Finance chiefs of the Group of 20 major economies on Friday affirmed the need to take "timely" policy action to better cope with downside risks in the world economy, Bank of Japan Governor Haruhiko Kuroda said.
Speaking after a two-day meeting in Washington, Kuroda said each G-20 nation "needs to ensure it will take steps to mitigate risks, not to heighten them," citing policy uncertainties such as an escalation in trade tensions between the United States and China, as well as deterioration in corporate sentiment.
While the G-20 broadly agreed the global economy is likely to rebound in the second half of this year from the slowdown since the latter half of 2018, Kuroda said, "We shared the recognition that each country needs to take timely policy action depending on their own circumstances."
The BOJ chief led the meeting with Finance Minister Taro Aso.
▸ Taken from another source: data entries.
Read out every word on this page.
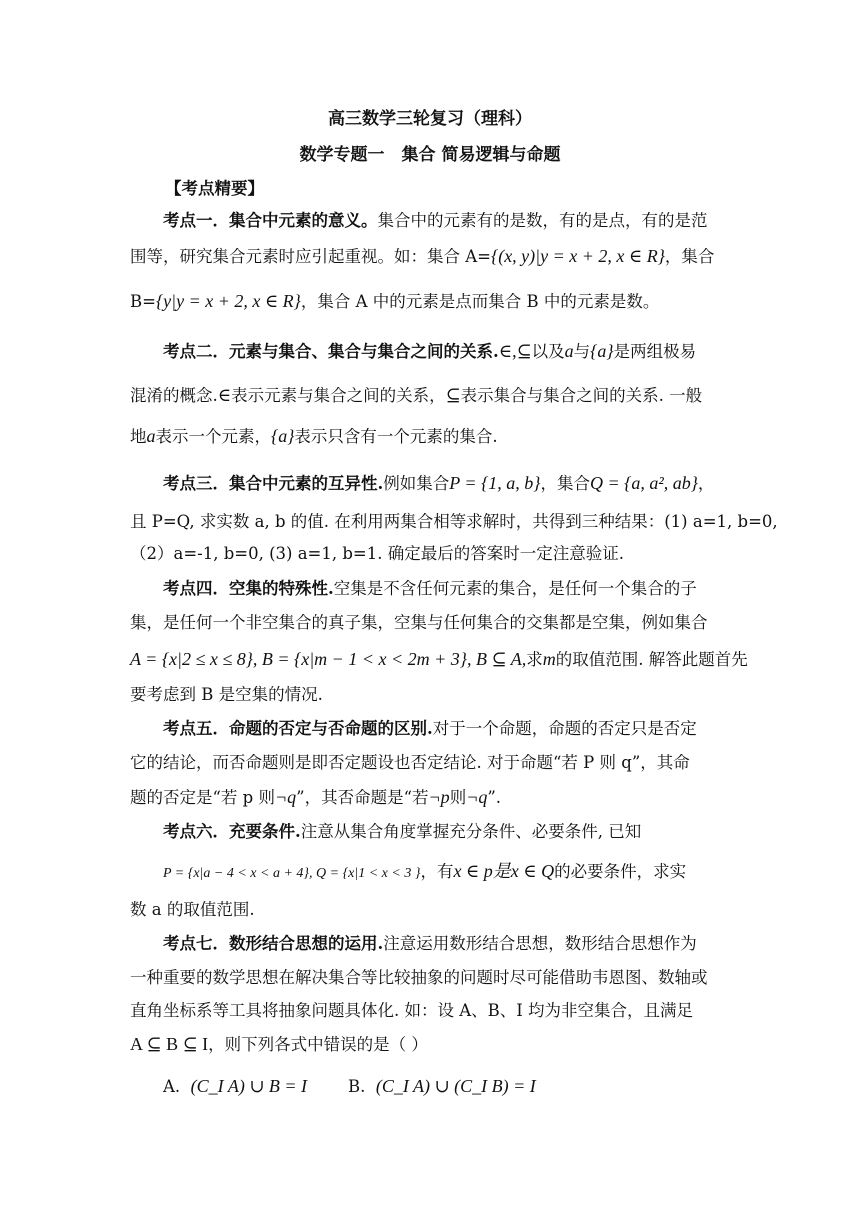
高三数学三轮复习（理科）
数学专题一　集合 简易逻辑与命题
【考点精要】
考点一．集合中元素的意义。集合中的元素有的是数，有的是点，有的是范
围等，研究集合元素时应引起重视。如：集合 A={(x, y)|y = x + 2, x ∈ R}，集合
B={y|y = x + 2, x ∈ R}，集合 A 中的元素是点而集合 B 中的元素是数。
考点二．元素与集合、集合与集合之间的关系.∈,⊆以及a与{a}是两组极易
混淆的概念.∈表示元素与集合之间的关系，⊆表示集合与集合之间的关系. 一般
地a表示一个元素，{a}表示只含有一个元素的集合.
考点三．集合中元素的互异性.例如集合P = {1, a, b}，集合Q = {a, a², ab}，
且 P=Q, 求实数 a, b 的值. 在利用两集合相等求解时，共得到三种结果：(1) a=1, b=0,
（2）a=-1, b=0, (3) a=1, b=1. 确定最后的答案时一定注意验证.
考点四．空集的特殊性.空集是不含任何元素的集合，是任何一个集合的子
集，是任何一个非空集合的真子集，空集与任何集合的交集都是空集，例如集合
A = {x|2 ≤ x ≤ 8}, B = {x|m − 1 < x < 2m + 3}, B ⊆ A,求m的取值范围. 解答此题首先
要考虑到 B 是空集的情况.
考点五．命题的否定与否命题的区别.对于一个命题，命题的否定只是否定
它的结论，而否命题则是即否定题设也否定结论. 对于命题“若 P 则 q”，其命
题的否定是“若 p 则¬q”，其否命题是“若¬p则¬q”.
考点六．充要条件.注意从集合角度掌握充分条件、必要条件, 已知
P = {x|a − 4 < x < a + 4}, Q = {x|1 < x < 3 }，有x ∈ p是x ∈ Q的必要条件，求实
数 a 的取值范围.
考点七．数形结合思想的运用.注意运用数形结合思想，数形结合思想作为
一种重要的数学思想在解决集合等比较抽象的问题时尽可能借助韦恩图、数轴或
直角坐标系等工具将抽象问题具体化. 如：设 A、B、I 均为非空集合，且满足
A ⊆ B ⊆ I，则下列各式中错误的是（ ）
A. (C_I A) ∪ B = I B. (C_I A) ∪ (C_I B) = I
Japan has taken the presidency of the group for the first time and Prime Minister Shinzo Abe will host a G-20 summit on June 28 and 29 in Osaka.
Aso said the balance of risks to global growth "remains skewed to the downside," alluding to a possible escalation of trade tensions, a potentially disorderly exit of Britain from the European Union and the chance of a sudden sharp tightening of global financial conditions.
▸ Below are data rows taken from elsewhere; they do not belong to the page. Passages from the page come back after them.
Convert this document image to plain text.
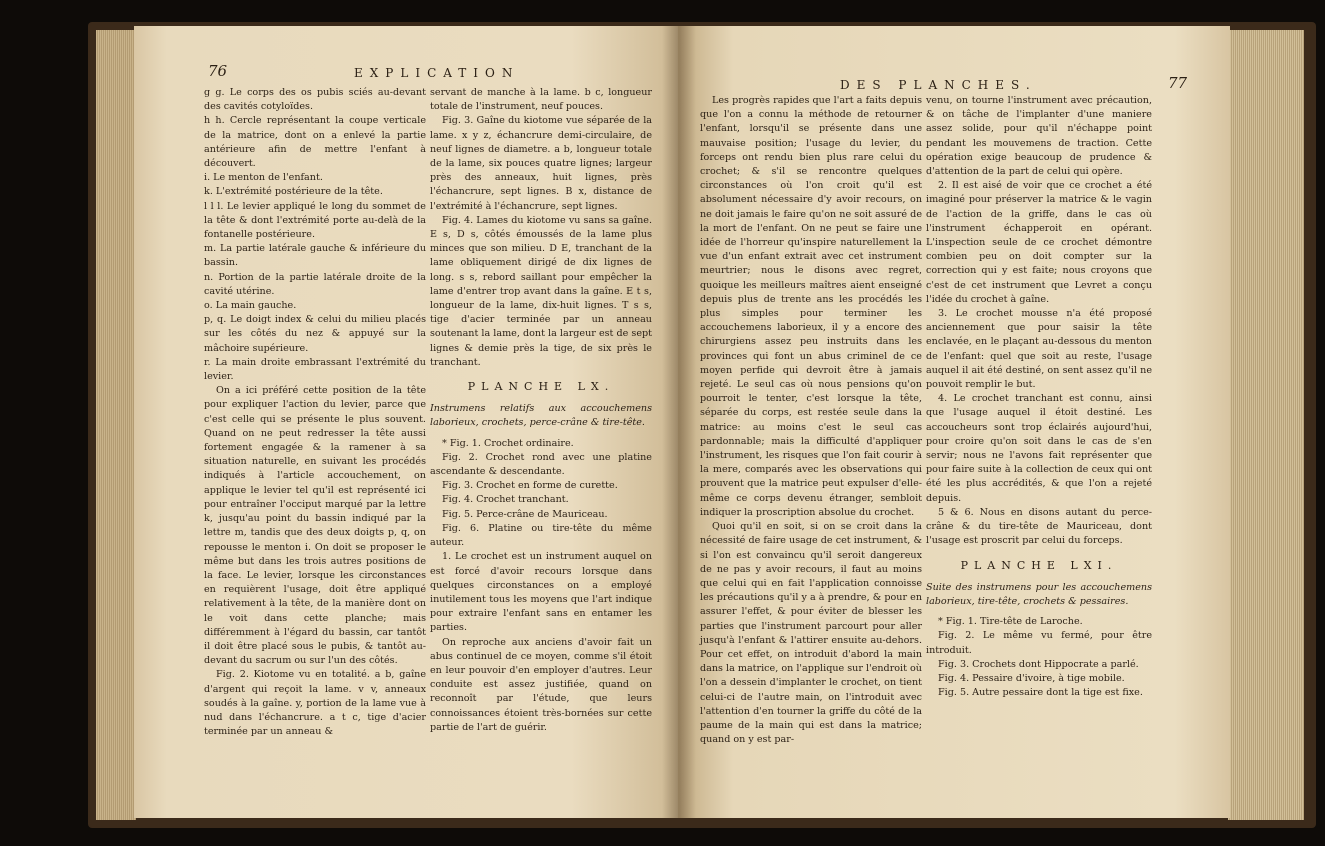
76	EXPLICATION

g g. Le corps des os pubis sciés au-devant des cavités cotyloïdes.

h h. Cercle représentant la coupe verticale de la matrice, dont on a enlevé la partie antérieure afin de mettre l'enfant à découvert.

i. Le menton de l'enfant.

k. L'extrémité postérieure de la tête.

l l l. Le levier appliqué le long du sommet de la tête & dont l'extrémité porte au-delà de la fontanelle postérieure.

m. La partie latérale gauche & inférieure du bassin.

n. Portion de la partie latérale droite de la cavité utérine.

o. La main gauche.

p, q. Le doigt index & celui du milieu placés sur les côtés du nez & appuyé sur la mâchoire supérieure.

r. La main droite embrassant l'extrémité du levier.

On a ici préféré cette position de la tête pour expliquer l'action du levier, parce que c'est celle qui se présente le plus souvent. Quand on ne peut redresser la tête aussi fortement engagée & la ramener à sa situation naturelle, en suivant les procédés indiqués à l'article accouchement, on applique le levier tel qu'il est représenté ici pour entraîner l'occiput marqué par la lettre k, jusqu'au point du bassin indiqué par la lettre m, tandis que des deux doigts p, q, on repousse le menton i. On doit se proposer le même but dans les trois autres positions de la face. Le levier, lorsque les circonstances en requièrent l'usage, doit être appliqué relativement à la tête, de la manière dont on le voit dans cette planche; mais différemment à l'égard du bassin, car tantôt il doit être placé sous le pubis, & tantôt au-devant du sacrum ou sur l'un des côtés.

Fig. 2. Kiotome vu en totalité. a b, gaîne d'argent qui reçoit la lame. v v, anneaux soudés à la gaîne. y, portion de la lame vue à nud dans l'échancrure. a t c, tige d'acier terminée par un anneau &

servant de manche à la lame. b c, longueur totale de l'instrument, neuf pouces.

Fig. 3. Gaîne du kiotome vue séparée de la lame. x y z, échancrure demi-circulaire, de neuf lignes de diametre. a b, longueur totale de la lame, six pouces quatre lignes; largeur près des anneaux, huit lignes, près l'échancrure, sept lignes. B x, distance de l'extrémité à l'échancrure, sept lignes.

Fig. 4. Lames du kiotome vu sans sa gaîne. E s, D s, côtés émoussés de la lame plus minces que son milieu. D E, tranchant de la lame obliquement dirigé de dix lignes de long. s s, rebord saillant pour empêcher la lame d'entrer trop avant dans la gaîne. E t s, longueur de la lame, dix-huit lignes. T s s, tige d'acier terminée par un anneau soutenant la lame, dont la largeur est de sept lignes & demie près la tige, de six près le tranchant.

PLANCHE LX.

Instrumens relatifs aux accouchemens laborieux, crochets, perce-crâne & tire-tête.

* Fig. 1. Crochet ordinaire.

Fig. 2. Crochet rond avec une platine ascendante & descendante.

Fig. 3. Crochet en forme de curette.

Fig. 4. Crochet tranchant.

Fig. 5. Perce-crâne de Mauriceau.

Fig. 6. Platine ou tire-tête du même auteur.

1. Le crochet est un instrument auquel on est forcé d'avoir recours lorsque dans quelques circonstances on a employé inutilement tous les moyens que l'art indique pour extraire l'enfant sans en entamer les parties.

On reproche aux anciens d'avoir fait un abus continuel de ce moyen, comme s'il étoit en leur pouvoir d'en employer d'autres. Leur conduite est assez justifiée, quand on reconnoît par l'étude, que leurs connoissances étoient très-bornées sur cette partie de l'art de guérir.

DES PLANCHES.	77

Les progrès rapides que l'art a faits depuis que l'on a connu la méthode de retourner l'enfant, lorsqu'il se présente dans une mauvaise position; l'usage du levier, du forceps ont rendu bien plus rare celui du crochet; & s'il se rencontre quelques circonstances où l'on croit qu'il est absolument nécessaire d'y avoir recours, on ne doit jamais le faire qu'on ne soit assuré de la mort de l'enfant. On ne peut se faire une idée de l'horreur qu'inspire naturellement la vue d'un enfant extrait avec cet instrument meurtrier; nous le disons avec regret, quoique les meilleurs maîtres aient enseigné depuis plus de trente ans les procédés les plus simples pour terminer les accouchemens laborieux, il y a encore des chirurgiens assez peu instruits dans les provinces qui font un abus criminel de ce moyen perfide qui devroit être à jamais rejeté. Le seul cas où nous pensions qu'on pourroit le tenter, c'est lorsque la tête, séparée du corps, est restée seule dans la matrice: au moins c'est le seul cas pardonnable; mais la difficulté d'appliquer l'instrument, les risques que l'on fait courir à la mere, comparés avec les observations qui prouvent que la matrice peut expulser d'elle-même ce corps devenu étranger, sembloit indiquer la proscription absolue du crochet.

Quoi qu'il en soit, si on se croit dans la nécessité de faire usage de cet instrument, & si l'on est convaincu qu'il seroit dangereux de ne pas y avoir recours, il faut au moins que celui qui en fait l'application connoisse les précautions qu'il y a à prendre, & pour en assurer l'effet, & pour éviter de blesser les parties que l'instrument parcourt pour aller jusqu'à l'enfant & l'attirer ensuite au-dehors. Pour cet effet, on introduit d'abord la main dans la matrice, on l'applique sur l'endroit où l'on a dessein d'implanter le crochet, on tient celui-ci de l'autre main, on l'introduit avec l'attention d'en tourner la griffe du côté de la paume de la main qui est dans la matrice; quand on y est par-

venu, on tourne l'instrument avec précaution, & on tâche de l'implanter d'une maniere assez solide, pour qu'il n'échappe point pendant les mouvemens de traction. Cette opération exige beaucoup de prudence & d'attention de la part de celui qui opère.

2. Il est aisé de voir que ce crochet a été imaginé pour préserver la matrice & le vagin de l'action de la griffe, dans le cas où l'instrument échapperoit en opérant. L'inspection seule de ce crochet démontre combien peu on doit compter sur la correction qui y est faite; nous croyons que c'est de cet instrument que Levret a conçu l'idée du crochet à gaîne.

3. Le crochet mousse n'a été proposé anciennement que pour saisir la tête enclavée, en le plaçant au-dessous du menton de l'enfant: quel que soit au reste, l'usage auquel il ait été destiné, on sent assez qu'il ne pouvoit remplir le but.

4. Le crochet tranchant est connu, ainsi que l'usage auquel il étoit destiné. Les accoucheurs sont trop éclairés aujourd'hui, pour croire qu'on soit dans le cas de s'en servir; nous ne l'avons fait représenter que pour faire suite à la collection de ceux qui ont été les plus accrédités, & que l'on a rejeté depuis.

5 & 6. Nous en disons autant du perce-crâne & du tire-tête de Mauriceau, dont l'usage est proscrit par celui du forceps.

PLANCHE LXI.

Suite des instrumens pour les accouchemens laborieux, tire-tête, crochets & pessaires.

* Fig. 1. Tire-tête de Laroche.

Fig. 2. Le même vu fermé, pour être introduit.

Fig. 3. Crochets dont Hippocrate a parlé.

Fig. 4. Pessaire d'ivoire, à tige mobile.

Fig. 5. Autre pessaire dont la tige est fixe.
The G-20 finance ministers and central bank governors "reaffirmed that all policies choose to support strong, sustainable, balanced and inclusive growth to be used in a timely fashion," Aso said at a joint news conference with Kuroda.
Aso also said global current account imbalances -- a source of trade friction -- pose risks to the world economy, and that they should be dealt with multilaterally, rather than bilaterally.
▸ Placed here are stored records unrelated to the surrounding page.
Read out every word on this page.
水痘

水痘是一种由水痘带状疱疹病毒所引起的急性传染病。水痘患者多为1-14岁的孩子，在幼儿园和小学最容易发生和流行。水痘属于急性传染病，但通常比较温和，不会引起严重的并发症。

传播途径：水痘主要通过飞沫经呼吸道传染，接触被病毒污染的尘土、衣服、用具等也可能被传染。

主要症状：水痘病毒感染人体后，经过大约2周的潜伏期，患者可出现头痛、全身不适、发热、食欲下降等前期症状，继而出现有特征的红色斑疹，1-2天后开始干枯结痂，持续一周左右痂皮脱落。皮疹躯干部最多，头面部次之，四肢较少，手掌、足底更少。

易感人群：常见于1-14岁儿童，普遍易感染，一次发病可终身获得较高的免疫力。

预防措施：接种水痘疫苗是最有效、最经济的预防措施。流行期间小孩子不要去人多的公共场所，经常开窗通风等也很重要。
"Given the global and macroeconomic nature of this issue, we need to tackle it in a multilateral and macroeconomic context, rather than (through) a bilateral trade perspective," he said, in a veiled counter to the preference by U.S. President Donald Trump's administration of a bilateral approach.
Aso indicated Japan wants the United States to shift its focus from bilateral goods trade deficits with Japan, China and other countries to the balance of services trade and returns on overseas investments as part of efforts to address global imbalances.
The G-20, meanwhile, attributed the expected rebound to easing global financial conditions propelled by the U.S. Federal Reserve's recent decision to pause its rate-increase cycle, the effects of stimulus measures by China and other countries and an improved outlook for negotiations between Washington and Beijing for a trade agreement, according to Japanese officials.
The G-20's forecast was in line with the projected 3.6 percent growth for the world economy in 2020, up from an estimated 3.3 percent in 2019, in the latest outlook released Tuesday by the International Monetary Fund.
The 2019 figure was down 0.2 percentage point from the IMF's estimate in January.
IMF Managing Director Christine Lagarde said Thursday the global economy is "at a delicate moment," and the expected rebound to 3.6 percent "is precarious and is subject to downside risks" such as trade tensions and issues involving Brexit.
The G-20 met on the sidelines of the annual spring meetings of the IMF and World Bank to pave the way for a June 8-9 gathering of the G-20 finance ministers and central bank chiefs in Fukuoka, western Japan.
The G-20 groups Argentina, Australia, Brazil, Britain, Canada, China, France, Germany, India, Indonesia, Italy, Japan, Mexico, Russia, Saudi Arabia, South Africa, South Korea, Turkey, the United States and the European Union.